L’interreligieux… vu par le GIP 93
La religion n’est pas la croyance d’un clan.
La religion n’est pas l’illusion des faibles.
La religion n’est pas l’imaginaire des puissants.
Comme un veilleur attend l’aurore Philippe Leclercq L’HARMATTAN
La religion est en inter-face entre le « monde de l’homme » et le « monde de Dieu ».
A y voir « la chose de l’homme », nous pourrions considérer notre terre comme traversée horizontalement par une série de parallèles superposés qui délimiteraient symboliquement chacune des religions de notre monde. Les religions seraient comme des conglomérats humains qui marqueraient leur différence, revendiqueraient leur identité, imposeraient leurs vues d’une manière univoque, hétérogène, sinon même concurrentielle et conflictuelle.
A y voir « l’œuvre de Dieu », nous pourrions considérer notre planète comme traversée verticalement par un méridien unique de référence qui départagerait le jour de la nuit. Sur la face lumineuse de la terre éclairée par le soleil, les fidèles de chaque religion vivraient leur rapport à Dieu dans le dynamisme d’un avenir toujours nouveau. Les frontières interreligieuses, marquées par les parallèles, seraient alors relatives par rapport à cette dynamique fondatrice, créatrice et unifiante. Mais dans la nuit de l’autre face obscure de notre humanité, les membres de chaque religion vivraient leur foi prioritairement dans la peur et l’avidité. En vivant secrètement cette peur en eux-mêmes, ils réduiraient Dieu à la compensation idolâtrée de leur abîme, et la religion, aux certitudes indispensables à leur déséquilibre de vie. Alors le Dieu de l’autre ne peut que porter ombrage, et la pratique de l’autre ne peut qu’être menaçante. Le risque est grand de faire de Dieu une idole, de la religion, une secte, du croyant, un esclave, et de tout homme, un ennemi.
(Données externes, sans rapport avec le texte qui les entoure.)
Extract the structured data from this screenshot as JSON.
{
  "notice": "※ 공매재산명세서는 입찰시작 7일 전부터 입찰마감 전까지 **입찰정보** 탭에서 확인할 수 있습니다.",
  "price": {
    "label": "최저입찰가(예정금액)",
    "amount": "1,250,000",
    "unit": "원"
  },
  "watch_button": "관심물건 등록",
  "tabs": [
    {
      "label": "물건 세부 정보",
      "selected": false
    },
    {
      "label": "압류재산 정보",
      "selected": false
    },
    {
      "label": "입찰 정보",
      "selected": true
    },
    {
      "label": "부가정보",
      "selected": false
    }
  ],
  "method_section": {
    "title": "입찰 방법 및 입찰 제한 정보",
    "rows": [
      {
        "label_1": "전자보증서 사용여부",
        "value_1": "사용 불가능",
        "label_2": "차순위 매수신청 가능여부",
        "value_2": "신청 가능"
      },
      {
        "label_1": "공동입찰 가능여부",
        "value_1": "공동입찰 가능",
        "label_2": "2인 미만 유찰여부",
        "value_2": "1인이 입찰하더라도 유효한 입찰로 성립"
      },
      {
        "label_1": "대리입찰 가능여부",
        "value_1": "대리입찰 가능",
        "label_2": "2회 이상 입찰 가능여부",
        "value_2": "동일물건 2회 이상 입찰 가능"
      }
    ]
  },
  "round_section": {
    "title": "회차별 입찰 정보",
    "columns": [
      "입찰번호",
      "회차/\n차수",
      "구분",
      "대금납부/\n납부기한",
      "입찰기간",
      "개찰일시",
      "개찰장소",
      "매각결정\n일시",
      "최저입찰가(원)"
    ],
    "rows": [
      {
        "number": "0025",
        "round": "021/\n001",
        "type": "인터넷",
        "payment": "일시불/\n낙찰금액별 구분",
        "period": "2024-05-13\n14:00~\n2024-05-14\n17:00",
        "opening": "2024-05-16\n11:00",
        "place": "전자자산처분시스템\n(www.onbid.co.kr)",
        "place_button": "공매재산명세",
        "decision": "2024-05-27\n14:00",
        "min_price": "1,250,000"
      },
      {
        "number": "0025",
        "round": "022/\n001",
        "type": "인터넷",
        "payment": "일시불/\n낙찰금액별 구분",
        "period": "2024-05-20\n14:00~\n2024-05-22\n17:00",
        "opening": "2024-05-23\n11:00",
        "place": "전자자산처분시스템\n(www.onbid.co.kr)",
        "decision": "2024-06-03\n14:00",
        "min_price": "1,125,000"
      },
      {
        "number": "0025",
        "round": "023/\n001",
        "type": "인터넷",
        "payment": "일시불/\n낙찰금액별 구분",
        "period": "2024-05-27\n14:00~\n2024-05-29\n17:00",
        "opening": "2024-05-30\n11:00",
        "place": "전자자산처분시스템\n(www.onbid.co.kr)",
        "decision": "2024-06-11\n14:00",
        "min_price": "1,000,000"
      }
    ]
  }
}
Le GIP 93 réunit des personnes qui apprennent à vivre ensemble et dans leur diversité cette relation au fondement, d’une manière intime et existentielle, selon le cheminement propre de chacun. Toutes les fleurs ont leur place au soleil. La pâquerette vaut un lys. Le pissenlit vaut une rose. Il n’est pas question de grands ou de petits, de bons ou de mauvais. Chacun chante dans son registre propre la grande symphonie du monde aimé de Dieu. Nous pensons que lorsqu’il s’agit du rapport fondamental de chacun à Dieu, la vérité n’est pas univoque mais devient au contraire le bien propre de chacun. La religion devient ce lieu secret du partage de la vie de chacun avec Dieu.
Bien sûr il y a des familles religieuses. Les membres du GIP apprennent à se connaître et se reconnaître en familles. Chaque famille est différente et c’est un bien. Chaque famille a sa place au soleil. Mais chaque famille est aussi appelée à prendre conscience qu’elle n’est pas le tout de l’humanité.
C’est pourquoi la rencontre inter-religieuse est une école d’humilité, pour les personnes comme pour leurs communautés. Car il ne s’agit pas de tout niveler, de dire que tout se vaut, de penser que chacun dit la même chose, de prétendre que tout est interchangeable, que chacun devrait perdre sa propre identité pour fusionner dans un grand tout. Mais il ne s’agit pas non plus de dire ou de penser qu’il n’y a qu’une seule religion qui soit vraie et que toutes les autres se trompent. Nous pensons que le syncrétisme comme l’impérialisme idéologique représentent deux formes de violence et plus fondamentalement encore, deux formes de mensonge.
La vie du groupe vise l’unité, mais pas l’uniformité. La paix ne vient pas de l’oubli ou de l’ignorance des différences, mais au contraire, de la connaissance et de l’acceptation des différences. L’effort qui est à faire s’oriente dans le sens contraire du mouvement spontané. Car il s’agit d’un travail de maîtrise de soi, plutôt que d’un travail de maîtrise de l’autre ou de choses extérieures. Mais ce travail est essentiel car la volonté de puissance orientée vers la maîtrise de l’autre est rigoureusement à l’opposé de toute démarche religieuse authentique.